Getting Started with kaun

This guide shows you how to build and train neural networks with kaun.

Installation

Kaun isn't released yet. When it is, you'll install it with:

opam install kaun

For now, build from source:

git clone https://github.com/raven-ml/raven
cd raven
dune pkg lock && dune build kaun

Your First Neural Network

Here's a simple example that trains a two-layer network on XOR:

open Kaun

(* Define model architecture *)
module Model = struct
  type t = {
    linear1: Linear.t;
    linear2: Linear.t;
  }

  let create () = 
    let rng = Rng.make 42 in
    {
      linear1 = Linear.create rng ~input_dim:2 ~output_dim:8;
      linear2 = Linear.create rng ~input_dim:8 ~output_dim:1;
    }

  let forward model x =
    x
    |> Linear.forward model.linear1
    |> Activation.relu
    |> Linear.forward model.linear2
    |> Activation.sigmoid
end

(* Training *)
let train () =
  (* XOR dataset *)
  let x = Tensor.of_float_list [|4; 2|] [0.; 0.; 0.; 1.; 1.; 0.; 1.; 1.] in
  let y = Tensor.of_float_list [|4; 1|] [0.; 1.; 1.; 0.] in
  
  (* Initialize model and optimizer *)
  let model = Model.create () in
  let optimizer = Optimizer.adam ~lr:0.01 () in
  
  (* Training loop *)
  let rec train_step model opt_state step =
    if step >= 1000 then model
    else
      (* Forward pass and loss *)
      let loss_fn params =
        let pred = Model.forward params x in
        Loss.sigmoid_binary_cross_entropy ~targets:y pred
      in
      
      (* Compute gradients *)
      let loss, grads = value_and_grad loss_fn model in
      
      (* Update parameters *)
      let model', opt_state' = Optimizer.update optimizer opt_state model grads in
      
      (* Print progress *)
      if step mod 100 = 0 then
        Printf.printf "Step %d, Loss: %.4f\n" step (Tensor.to_float loss);
      
      train_step model' opt_state' (step + 1)
  in
  
  train_step model (Optimizer.init optimizer model) 0

Key Concepts

Models are records. Unlike PyTorch's classes, kaun models are OCaml records containing layers. This makes them immutable, parameter updates create new model instances.

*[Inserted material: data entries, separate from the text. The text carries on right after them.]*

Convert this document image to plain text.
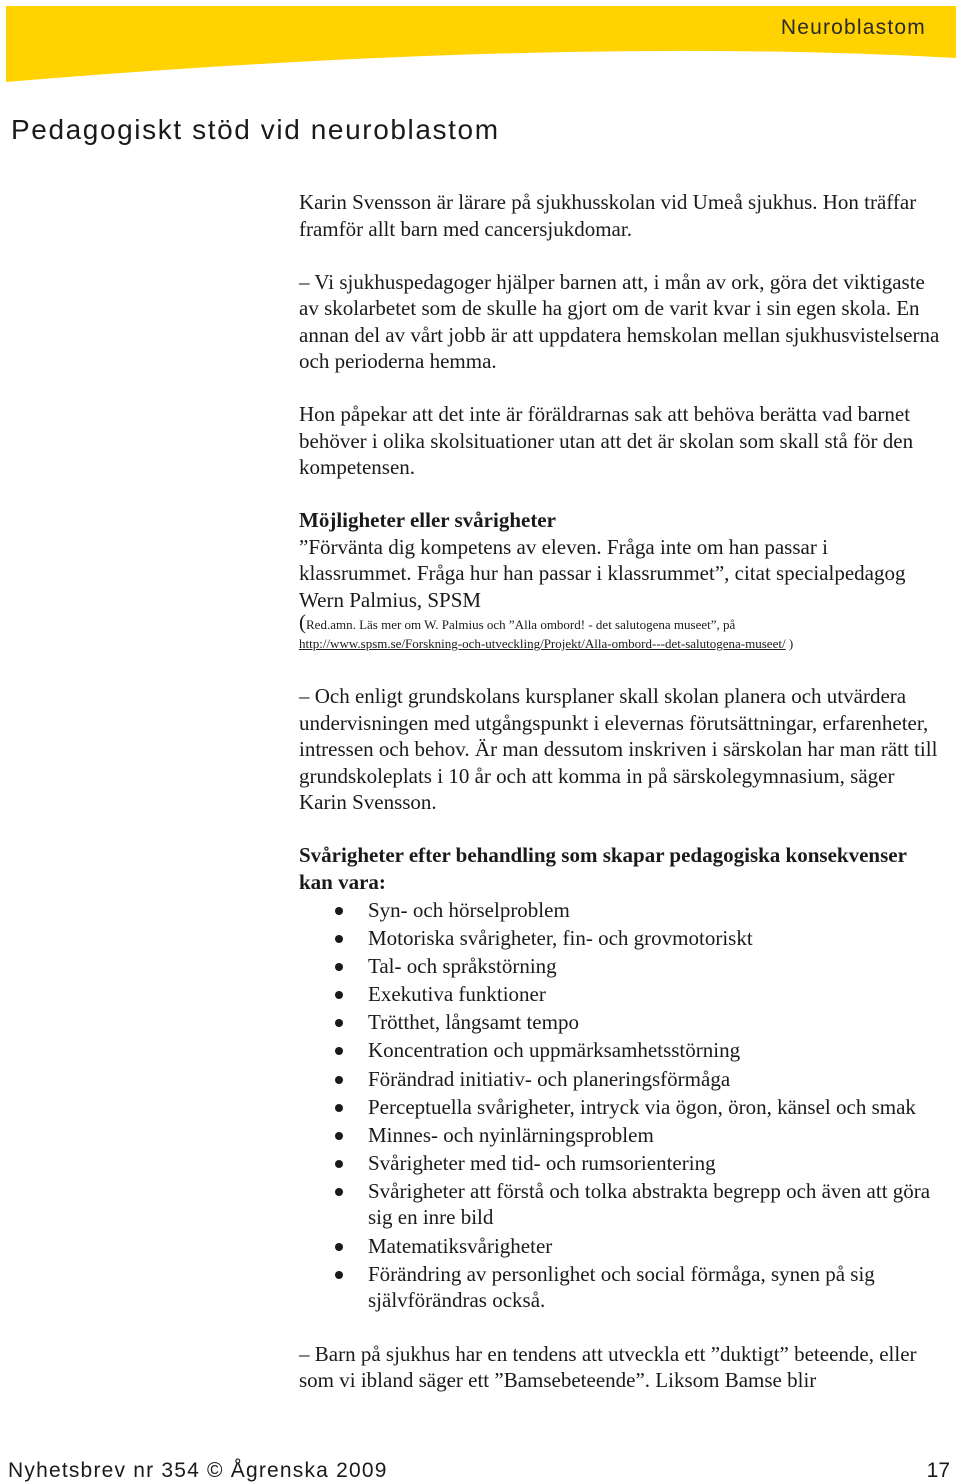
Neuroblastom
Pedagogiskt stöd vid neuroblastom

Karin Svensson är lärare på sjukhusskolan vid Umeå sjukhus. Hon träffar framför allt barn med cancersjukdomar.

– Vi sjukhuspedagoger hjälper barnen att, i mån av ork, göra det viktigaste av skolarbetet som de skulle ha gjort om de varit kvar i sin egen skola. En annan del av vårt jobb är att uppdatera hemskolan mellan sjukhusvistelserna och perioderna hemma.

Hon påpekar att det inte är föräldrarnas sak att behöva berätta vad barnet behöver i olika skolsituationer utan att det är skolan som skall stå för den kompetensen.

Möjligheter eller svårigheter
”Förvänta dig kompetens av eleven. Fråga inte om han passar i klassrummet. Fråga hur han passar i klassrummet”, citat specialpedagog Wern Palmius, SPSM
(Red.amn. Läs mer om W. Palmius och ”Alla ombord! - det salutogena museet”, på
http://www.spsm.se/Forskning-och-utveckling/Projekt/Alla-ombord---det-salutogena-museet/ )

– Och enligt grundskolans kursplaner skall skolan planera och utvärdera undervisningen med utgångspunkt i elevernas förutsättningar, erfarenheter, intressen och behov. Är man dessutom inskriven i särskolan har man rätt till grundskoleplats i 10 år och att komma in på särskolegymnasium, säger Karin Svensson.

Svårigheter efter behandling som skapar pedagogiska konsekvenser kan vara:
Syn- och hörselproblem
Motoriska svårigheter, fin- och grovmotoriskt
Tal- och språkstörning
Exekutiva funktioner
Trötthet, långsamt tempo
Koncentration och uppmärksamhetsstörning
Förändrad initiativ- och planeringsförmåga
Perceptuella svårigheter, intryck via ögon, öron, känsel och smak
Minnes- och nyinlärningsproblem
Svårigheter med tid- och rumsorientering
Svårigheter att förstå och tolka abstrakta begrepp och även att göra sig en inre bild
Matematiksvårigheter
Förändring av personlighet och social förmåga, synen på sig självförändras också.

– Barn på sjukhus har en tendens att utveckla ett ”duktigt” beteende, eller som vi ibland säger ett ”Bamsebeteende”. Liksom Bamse blir

Nyhetsbrev nr 354 © Ågrenska 2009	17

Functional design. Everything is a function. Models transform inputs to outputs. Optimizers transform (model, gradients) to new models.

Explicit parameter trees. Models can be converted to/from parameter trees using lenses. This enables flexible parameter manipulation and will enable serialization.

Stateful optimizers. Optimizers like Adam maintain state (momentum, variance). The state is separate from the model and updated alongside it.

Available Components

(* Layers *)
Linear.create rng ~input_dim:784 ~output_dim:128 ~use_bias:true

(* Activations *)
Activation.relu x
Activation.sigmoid x
Activation.tanh x
Activation.elu ~alpha:1.0 x
Activation.leaky_relu ~negative_slope:0.01 x

(* Initializers *)
Initializers.constant 0.0
Initializers.glorot_uniform

(* Optimizers *)
Optimizer.sgd ~lr:0.01 ()
Optimizer.adam ~lr:0.001 ~beta1:0.9 ~beta2:0.999 ~eps:1e-8 ()

(* Loss functions *)
Loss.sigmoid_binary_cross_entropy ~targets pred

Design Patterns

Module-based models:

module MyModel = struct
  type t = { 
    conv1: Conv2d.t;  (* not implemented yet *)
    fc1: Linear.t;
    (* ... *)
  }
  
  let create rng = (* ... *)
  let forward t x = (* ... *)
end

Lens-based parameter access:

(* Convert model to parameters *)
let params = to_ptree model

(* Update specific parameters *)
let new_params = Ptree.map (fun t -> Tensor.mul_scalar t 0.9) params

(* Convert back to model *)
let new_model = of_ptree new_params

Next Steps

MNIST Tutorial - Train a real CNN on image data
Check out the examples in kaun/example/ for more complete training loops

Kaun is under active development. More layers, losses, and utilities are coming.